1. Le soir du Jeudi saint, Notre Seigneur avait lavé les pieds à ses disciples; il avait institué la sainte Eucharistie pour se laisser à nous tout entier. L'heure de sa Passion approchait; il la connaissait, comme il connaissait aussi l'endroit où ses ennemis devaient se saisir de lui: le Jardin des Oliviers. Il s'y rendit. À peine arrivé, il se met en prière; « mais voici qu'une grande crainte, un grand dégoût, une grande tristesse fondent sur lui », comme le rapportent saint Marc et saint Matthieu (Mt 14, 33 – Mt 26, 37).
C'est la crainte, une grande crainte, qui fond d'abord sur lui. Quelle en est la cause? La mort terrible qui l'attend sur le calvaire, avec toutes les angoisses et toutes les désolations qui doivent l'accompagner. Au cours de sa Passion, les fouets, les épines, les clous et autres instruments de supplice le tourmenteront l'un après l'autre; ici, tous se précipitent à la fois devant son imagination pour le tourmenter tous ensemble. Assurément, par amour pour nous, il accepte tout; mais son acceptation parfaite ne l'empêche ni de trembler, ni d'endurer une vraie agonie. Mais n'oublions pas de remarquer avec saint Luc que « réduit à l'agonie, il priait plus instamment » (Lc 22, 44).
2. Un second sentiment l'envahit au Jardin des Oliviers: c'est un profond dégoût pour toutes les souffrances de sa Passion, dégoût tellement amer qu'il prie son Père de les lui épargner: « Mon Père, s'il est possible, que ce calice passe loin de moi » (Mt 26, 39). Pourquoi le divin Maître prie-t-il ainsi? Pour nous apprendre que, dans toutes nos peines, nous pouvons supplier Dieu de nous en délivrer; mais que nous devons, en même temps, nous abandonner à sa Volonté, selon l'exemple que lui-même nous donne: « Cependant qu'il en soit, non pas comme je veux, mais comme vous voulez » (Mt 26, 39).
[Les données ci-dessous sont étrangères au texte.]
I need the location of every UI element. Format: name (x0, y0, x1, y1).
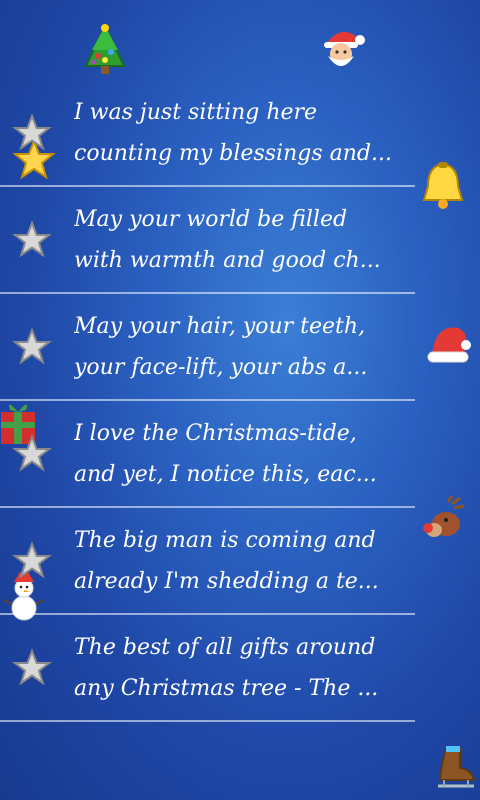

Oui, ô mon Jésus, que votre Volonté se fasse, et non pas la mienne. J'embrasse toutes les croix qu'il vous plaira de m'envoyer. Vous, l'Innocence même, vous avez tant souffert par amour pour moi; moi, pécheur digne de l'enfer, ne suis-je pas obligé d'accepter de votre main et de supporter par amour pour vous toutes les souffrances?
3. Enfin, Notre Seigneur fut en proie à la plus grande tristesse, une tristesse capable de le faire mourir. Il serait mort, en effet, si lui-même n'avait arrêté la mort, afin de souffrir davantage et d'expirer sur la croix: « Mon âme est triste jusqu'à en mourir » (Mc 14, 34), disait-il à ses disciples. Quelle fut la cause de cette mortelle tristesse? La vue de la monstrueuse ingratitude avec laquelle les hommes, au lieu de correspondre à son immense amour, n'hésiteront pas à commettre d'innombrables et énormes péchés. Alors, dit saint Luc, « sa sueur devint comme des gouttes de sang découlant jusqu'à terre » (Lc 22, 44).
Hélas! Ô mon Jésus, vos bourreaux les plus cruels ne furent pas ceux qui vous flagellèrent, ou bien enfoncèrent les épines dans votre tête sacrée, les clous dans vos mains adorables; au jardin de Getsémani, vos plus cruels bourreaux furent mes péchés. Faites-moi part, je vous en supplie, de la douleur et de la haine que vous en ressentîtes alors, afin que jusqu'à la mort je pleure amèrement tous les déplaisirs que je vous ai causés. Je vous aime, ô mon Jésus; daignez accueillir un pécheur qui veut sincèrement vous aimer.
Ô Marie, recommandez-moi à votre divin Fils broyé par l'affliction, pour mon amour!